Defining context should provide us with the following information:
- Establish the importance of application to enterprise.
- Establish the boundaries of the application context.
- Establish the trust relationships between entities.
- Establish potential threats and possible countermeasures.
So we can establish something akin to a threat model. Take into account where our application sits, what it's expected to do and who uses it.
Simple questions like:
“What type/how sensitive is the data/asset contained in the application?”:
This is a keystone to security and assessing possible risk to the application. How desirable is the information? What effect would it have on the enterprise if the information were compromised in any way?
“Is the application internal or external facing?”, “Who uses the application; are they trusted users?”
This is a bit of a false sense of security as attacks take place by internal/trusted users more often than is acknowledged. It does give us context that the application should be limited to a finite number of identified users but its not a guarantee that these users shall all behave properly.
“Where does the application host sit?”
Users should not be allowed past the DMZ into the LAN without being authenticated. Internal users also need to be authenticated. No authentication = no accountability and a weak audit trail.
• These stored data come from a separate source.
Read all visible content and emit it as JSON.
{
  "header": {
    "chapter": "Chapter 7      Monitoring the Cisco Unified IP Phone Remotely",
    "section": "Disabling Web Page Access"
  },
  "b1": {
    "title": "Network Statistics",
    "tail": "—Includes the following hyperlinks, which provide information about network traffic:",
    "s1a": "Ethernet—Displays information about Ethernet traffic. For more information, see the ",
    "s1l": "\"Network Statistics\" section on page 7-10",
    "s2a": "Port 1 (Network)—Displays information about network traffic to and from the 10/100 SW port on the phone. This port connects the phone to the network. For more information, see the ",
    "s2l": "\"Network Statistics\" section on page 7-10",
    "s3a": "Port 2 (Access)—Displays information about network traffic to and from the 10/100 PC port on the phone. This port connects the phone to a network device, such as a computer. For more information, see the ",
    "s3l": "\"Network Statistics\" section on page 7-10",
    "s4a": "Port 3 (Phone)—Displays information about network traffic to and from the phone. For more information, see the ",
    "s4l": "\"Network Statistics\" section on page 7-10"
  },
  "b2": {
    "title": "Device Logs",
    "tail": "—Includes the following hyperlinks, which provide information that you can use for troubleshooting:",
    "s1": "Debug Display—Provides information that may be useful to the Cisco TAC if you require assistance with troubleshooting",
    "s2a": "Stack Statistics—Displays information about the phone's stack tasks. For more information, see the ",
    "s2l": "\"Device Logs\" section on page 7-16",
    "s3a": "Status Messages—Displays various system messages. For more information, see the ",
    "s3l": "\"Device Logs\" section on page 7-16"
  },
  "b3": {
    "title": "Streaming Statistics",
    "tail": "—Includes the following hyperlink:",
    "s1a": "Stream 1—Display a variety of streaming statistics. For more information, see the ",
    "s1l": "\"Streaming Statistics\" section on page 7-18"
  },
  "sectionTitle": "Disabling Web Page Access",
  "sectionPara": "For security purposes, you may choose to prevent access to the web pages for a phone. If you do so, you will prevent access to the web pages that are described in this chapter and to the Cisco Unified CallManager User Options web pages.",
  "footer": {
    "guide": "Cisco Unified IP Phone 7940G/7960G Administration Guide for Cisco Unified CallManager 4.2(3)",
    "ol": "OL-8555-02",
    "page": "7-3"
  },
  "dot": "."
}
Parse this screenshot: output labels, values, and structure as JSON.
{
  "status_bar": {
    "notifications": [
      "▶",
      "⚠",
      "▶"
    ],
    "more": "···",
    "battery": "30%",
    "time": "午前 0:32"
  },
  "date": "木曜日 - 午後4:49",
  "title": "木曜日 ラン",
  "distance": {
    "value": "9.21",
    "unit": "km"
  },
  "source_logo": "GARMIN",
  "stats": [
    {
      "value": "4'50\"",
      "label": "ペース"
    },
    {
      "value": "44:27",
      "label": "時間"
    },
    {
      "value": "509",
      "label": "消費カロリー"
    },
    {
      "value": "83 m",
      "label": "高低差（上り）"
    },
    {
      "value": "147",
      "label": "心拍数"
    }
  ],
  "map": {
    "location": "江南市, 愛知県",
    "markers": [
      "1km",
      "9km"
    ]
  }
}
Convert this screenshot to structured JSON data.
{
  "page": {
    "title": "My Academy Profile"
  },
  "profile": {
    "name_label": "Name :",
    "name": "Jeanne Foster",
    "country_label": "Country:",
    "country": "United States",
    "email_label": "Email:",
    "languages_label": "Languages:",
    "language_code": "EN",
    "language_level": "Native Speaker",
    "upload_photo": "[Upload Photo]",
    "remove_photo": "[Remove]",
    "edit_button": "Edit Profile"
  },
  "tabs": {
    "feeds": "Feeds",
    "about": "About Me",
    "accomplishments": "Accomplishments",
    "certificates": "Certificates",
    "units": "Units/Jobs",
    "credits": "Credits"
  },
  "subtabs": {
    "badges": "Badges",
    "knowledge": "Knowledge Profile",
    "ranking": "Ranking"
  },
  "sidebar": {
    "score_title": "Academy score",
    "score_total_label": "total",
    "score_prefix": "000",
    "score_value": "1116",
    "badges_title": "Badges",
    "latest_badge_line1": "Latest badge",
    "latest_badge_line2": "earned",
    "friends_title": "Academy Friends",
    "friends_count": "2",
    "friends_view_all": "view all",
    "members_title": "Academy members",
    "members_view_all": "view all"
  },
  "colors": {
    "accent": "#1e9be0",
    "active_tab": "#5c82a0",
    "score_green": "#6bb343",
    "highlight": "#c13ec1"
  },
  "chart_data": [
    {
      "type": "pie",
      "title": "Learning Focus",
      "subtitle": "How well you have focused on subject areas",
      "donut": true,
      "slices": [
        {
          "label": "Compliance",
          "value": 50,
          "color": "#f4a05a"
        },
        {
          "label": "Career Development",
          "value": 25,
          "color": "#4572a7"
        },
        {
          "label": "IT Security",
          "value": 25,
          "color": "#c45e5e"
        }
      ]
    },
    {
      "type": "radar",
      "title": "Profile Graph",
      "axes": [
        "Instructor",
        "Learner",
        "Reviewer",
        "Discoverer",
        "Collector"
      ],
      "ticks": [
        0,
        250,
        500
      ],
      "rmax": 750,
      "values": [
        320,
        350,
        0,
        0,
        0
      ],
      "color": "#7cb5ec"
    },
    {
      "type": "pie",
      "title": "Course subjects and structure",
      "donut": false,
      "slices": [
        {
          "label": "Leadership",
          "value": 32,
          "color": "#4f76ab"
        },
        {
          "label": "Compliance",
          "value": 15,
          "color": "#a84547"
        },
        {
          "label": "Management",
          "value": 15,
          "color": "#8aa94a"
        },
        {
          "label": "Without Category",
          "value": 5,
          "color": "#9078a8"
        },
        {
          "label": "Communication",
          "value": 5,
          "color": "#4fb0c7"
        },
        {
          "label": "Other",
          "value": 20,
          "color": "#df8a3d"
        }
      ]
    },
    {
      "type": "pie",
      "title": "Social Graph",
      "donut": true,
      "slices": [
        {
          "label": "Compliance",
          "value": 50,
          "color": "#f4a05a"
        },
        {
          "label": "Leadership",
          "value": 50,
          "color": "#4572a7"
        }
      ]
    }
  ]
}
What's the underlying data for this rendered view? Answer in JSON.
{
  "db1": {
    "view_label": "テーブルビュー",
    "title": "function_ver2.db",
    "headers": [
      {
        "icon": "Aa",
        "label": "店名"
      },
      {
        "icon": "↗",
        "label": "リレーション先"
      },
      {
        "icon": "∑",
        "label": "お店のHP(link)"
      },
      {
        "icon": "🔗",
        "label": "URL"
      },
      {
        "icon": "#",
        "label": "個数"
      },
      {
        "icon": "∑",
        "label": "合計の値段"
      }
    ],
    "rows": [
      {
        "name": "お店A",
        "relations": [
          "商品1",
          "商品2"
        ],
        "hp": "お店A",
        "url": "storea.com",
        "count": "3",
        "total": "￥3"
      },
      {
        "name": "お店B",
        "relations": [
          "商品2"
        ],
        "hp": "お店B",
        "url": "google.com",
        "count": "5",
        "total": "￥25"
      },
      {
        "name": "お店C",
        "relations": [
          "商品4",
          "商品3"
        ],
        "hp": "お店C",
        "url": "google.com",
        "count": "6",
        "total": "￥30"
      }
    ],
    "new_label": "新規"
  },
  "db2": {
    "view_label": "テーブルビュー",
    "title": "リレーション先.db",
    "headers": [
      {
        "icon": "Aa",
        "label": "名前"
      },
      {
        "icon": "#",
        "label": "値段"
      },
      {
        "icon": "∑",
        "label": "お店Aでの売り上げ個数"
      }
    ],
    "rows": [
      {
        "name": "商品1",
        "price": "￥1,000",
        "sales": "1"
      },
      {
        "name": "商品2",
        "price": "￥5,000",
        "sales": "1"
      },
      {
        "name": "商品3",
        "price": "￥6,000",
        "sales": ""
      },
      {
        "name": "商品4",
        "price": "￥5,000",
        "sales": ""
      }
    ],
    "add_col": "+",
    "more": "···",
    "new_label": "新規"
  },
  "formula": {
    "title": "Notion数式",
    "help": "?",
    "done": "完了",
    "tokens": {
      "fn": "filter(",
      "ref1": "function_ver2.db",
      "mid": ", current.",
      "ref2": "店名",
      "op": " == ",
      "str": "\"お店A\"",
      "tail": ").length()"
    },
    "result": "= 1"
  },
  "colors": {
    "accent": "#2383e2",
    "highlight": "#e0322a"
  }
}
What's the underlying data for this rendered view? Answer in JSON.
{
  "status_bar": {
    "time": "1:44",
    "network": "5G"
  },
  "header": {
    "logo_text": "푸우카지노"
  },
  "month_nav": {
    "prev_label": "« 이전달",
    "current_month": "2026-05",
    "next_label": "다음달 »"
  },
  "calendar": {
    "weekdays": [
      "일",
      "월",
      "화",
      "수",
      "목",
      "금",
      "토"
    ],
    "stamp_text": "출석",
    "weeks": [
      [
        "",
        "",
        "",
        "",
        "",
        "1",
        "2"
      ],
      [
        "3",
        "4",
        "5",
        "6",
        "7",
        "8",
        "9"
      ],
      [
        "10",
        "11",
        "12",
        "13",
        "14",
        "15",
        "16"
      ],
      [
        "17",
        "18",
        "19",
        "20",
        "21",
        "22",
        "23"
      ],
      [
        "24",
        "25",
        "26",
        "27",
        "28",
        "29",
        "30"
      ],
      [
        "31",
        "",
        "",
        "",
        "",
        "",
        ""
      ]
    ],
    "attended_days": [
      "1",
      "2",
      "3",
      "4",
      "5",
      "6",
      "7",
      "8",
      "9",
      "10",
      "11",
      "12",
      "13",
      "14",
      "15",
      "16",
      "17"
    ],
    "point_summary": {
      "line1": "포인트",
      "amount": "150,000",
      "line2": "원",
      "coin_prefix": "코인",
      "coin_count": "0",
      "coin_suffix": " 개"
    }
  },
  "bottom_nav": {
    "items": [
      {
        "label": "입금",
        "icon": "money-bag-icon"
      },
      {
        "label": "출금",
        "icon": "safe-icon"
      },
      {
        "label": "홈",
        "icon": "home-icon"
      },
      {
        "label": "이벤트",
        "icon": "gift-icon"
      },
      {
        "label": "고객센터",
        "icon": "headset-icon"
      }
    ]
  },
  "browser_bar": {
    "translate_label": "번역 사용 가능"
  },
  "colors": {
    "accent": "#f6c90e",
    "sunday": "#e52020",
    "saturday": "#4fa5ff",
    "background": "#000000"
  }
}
If there are internal and external users, what are the differences from a security standpoint? How do we identify one from another. How does authorisation work?
“How important is this application to the enterprise?”.
Is the application of minor significance or a Tier A / Mission critical application, without which the enterprise would fail? Any good web application development policy would have additional requirements for different applications of differing importance to the enterprise. It would be the analyst’s job to ensure the policy was followed from a code perspective also.
A useful approach is to present the team with a checklist, which asks the relevant, questions pertaining to any web application.
Defining a generic checklist which can be filled out by the development team is of high value is the checklist asks the correct questions in order to give us context. The checklist should cover the “Usual Suspects” in application security such as:
- Data Validation (another “holy grail”)
- Session management
- Error handling
- Topology (where is this app in the network context).
An example can be found:
The checklist is a good barometer for the level of security the developers have attempted or thought of.